As for her excuse for the delay in filing the claim, Claimant points to law office failure. However, law office failure is not a reasonable excuse. (Sevillia v State of New York, 91 AD2d 792). As such, this factor weighs against Claimant.

Notice of the essential facts, opportunity to investigate and lack of substantial prejudice comprise the next three factors and may be considered together since they involve analogous considerations. Claimant refers to the timely albeit improperly served Notice of Intention and the copy thereof sent to CUNY's General Counsel as an attachment to a demand letter on September 17, 1998. The Court finds the defendant had notice and an opportunity to investigate this matter if it had chosen to do so based on its undisputed receipt of these two items. Furthermore, the defendant has not convinced this Court that it would suffer substantial prejudice if the requested relief were granted. In addition, no alternative remedy appears available to Claimant. Consequently, these four factors weigh in Claimant's favor.
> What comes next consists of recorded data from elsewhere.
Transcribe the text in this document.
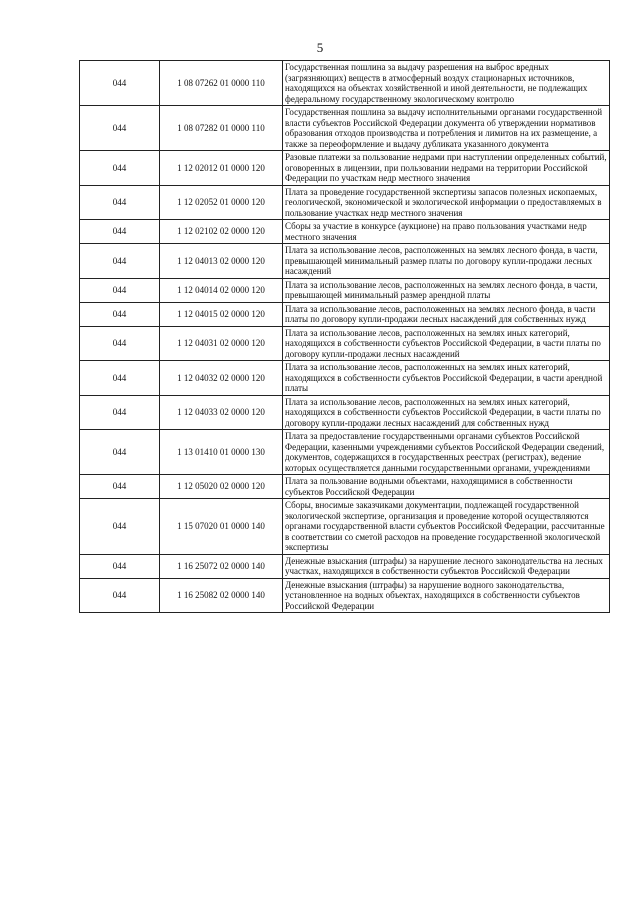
5
044	1 08 07262 01 0000 110	Государственная пошлина за выдачу разрешения на выброс вредных (загрязняющих) веществ в атмосферный воздух стационарных источников, находящихся на объектах хозяйственной и иной деятельности, не подлежащих федеральному государственному экологическому контролю
044	1 08 07282 01 0000 110	Государственная пошлина за выдачу исполнительными органами государственной власти субъектов Российской Федерации документа об утверждении нормативов образования отходов производства и потребления и лимитов на их размещение, а также за переоформление и выдачу дубликата указанного документа
044	1 12 02012 01 0000 120	Разовые платежи за пользование недрами при наступлении определенных событий, оговоренных в лицензии, при пользовании недрами на территории Российской Федерации по участкам недр местного значения
044	1 12 02052 01 0000 120	Плата за проведение государственной экспертизы запасов полезных ископаемых, геологической, экономической и экологической информации о предоставляемых в пользование участках недр местного значения
044	1 12 02102 02 0000 120	Сборы за участие в конкурсе (аукционе) на право пользования участками недр местного значения
044	1 12 04013 02 0000 120	Плата за использование лесов, расположенных на землях лесного фонда, в части, превышающей минимальный размер платы по договору купли-продажи лесных насаждений
044	1 12 04014 02 0000 120	Плата за использование лесов, расположенных на землях лесного фонда, в части, превышающей минимальный размер арендной платы
044	1 12 04015 02 0000 120	Плата за использование лесов, расположенных на землях лесного фонда, в части платы по договору купли-продажи лесных насаждений для собственных нужд
044	1 12 04031 02 0000 120	Плата за использование лесов, расположенных на землях иных категорий, находящихся в собственности субъектов Российской Федерации, в части платы по договору купли-продажи лесных насаждений
044	1 12 04032 02 0000 120	Плата за использование лесов, расположенных на землях иных категорий, находящихся в собственности субъектов Российской Федерации, в части арендной платы
044	1 12 04033 02 0000 120	Плата за использование лесов, расположенных на землях иных категорий, находящихся в собственности субъектов Российской Федерации, в части платы по договору купли-продажи лесных насаждений для собственных нужд
044	1 13 01410 01 0000 130	Плата за предоставление государственными органами субъектов Российской Федерации, казенными учреждениями субъектов Российской Федерации сведений, документов, содержащихся в государственных реестрах (регистрах), ведение которых осуществляется данными государственными органами, учреждениями
044	1 12 05020 02 0000 120	Плата за пользование водными объектами, находящимися в собственности субъектов Российской Федерации
044	1 15 07020 01 0000 140	Сборы, вносимые заказчиками документации, подлежащей государственной экологической экспертизе, организация и проведение которой осуществляются органами государственной власти субъектов Российской Федерации, рассчитанные в соответствии со сметой расходов на проведение государственной экологической экспертизы
044	1 16 25072 02 0000 140	Денежные взыскания (штрафы) за нарушение лесного законодательства на лесных участках, находящихся в собственности субъектов Российской Федерации
044	1 16 25082 02 0000 140	Денежные взыскания (штрафы) за нарушение водного законодательства, установленное на водных объектах, находящихся в собственности субъектов Российской Федерации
Accordingly, for the reasons stated above, it is ORDERED that the defendant's motion to dismiss, Motion No. M-60917, is GRANTED and Claim No. 100326 is DISMISSED, and

IT IS FURTHER ORDERED, that Claimant's Cross-Motion No. CM-61307 for permission to allow the late filing and service of a claim is GRANTED. Claimant shall file the proposed claim and serve a copy thereof upon the attorney general and CUNY within sixty (60) days from the date that this Order is filed in the Office of the Clerk. The claim should be revised in accordance with this Decision and Order including: the caption should be revised; the claim should be verified by Claimant; and the apparent typographical errors contained in paragraph 3 (a) regarding dates should be corrected. The service and filing of the claim shall be in conformity with all applicable statutes and rules of the Court.

April 19, 2000
Binghamton, New York

Judge of the Court of Claims

[1]The Court of Claims has exclusive jurisdiction for tort and contract claims involving the senior colleges of CUNY. (Education Law 6224[4]).
[2]The defendant preserved this question for review by raising, with particularity, said issues in its Verified Answer as the 3rd and 9th affirmative defenses.
[3]The only dates referenced by Claimant are "June 1997" at the earliest and "May 26, 1998" at the latest. Assuming, arguendo, this claim accrued, at the earliest, on June 1, 1997 this motion is still timely.
[4]Under the statutory scheme set forth in the Human Rights Law "[a] person claiming to be aggrieved by unlawful discriminatory practices may elect to seek redress in either an administrative or a judicial forum (Executive Law § 297 [9])." (Marine Midland Bank v New York State Div. of Human Rights, 75 NY2d 240, 244; Matter of Pan Amer. World Airways v New York State Human Rights Appeal Bd., 61 NY2d 542, 548 [these remedies are mutually exclusive]). As such, a claimant may elect "[t]o proceed by way of the courts rather than through the administrative body and has the absolute right to do so without requirement that she exhaust any administrative remedies." (West v Technical Aid Corp., 111 Misc 2d 23, 25). Here, there is no assertion by either party that this Claimant had previously elected the administrative route which would bar this claim.
[5]The defendant also complains there is no affidavit from someone with personal knowledge of this matter. However, Claimant ultimately filed an affidavit with her reply papers and the now dismissed claim had been verified by Claimant.
[6]Although this proposed claim is not verified by Claimant, it is similar in substance to the now dismissed claim which was verified by Claimant.
[7]The proposed claim also alleges violations of the New York City Human Rights Law 8-107(2)4. This is not the forum to litigate a local law of the City of New York. (CCA 9).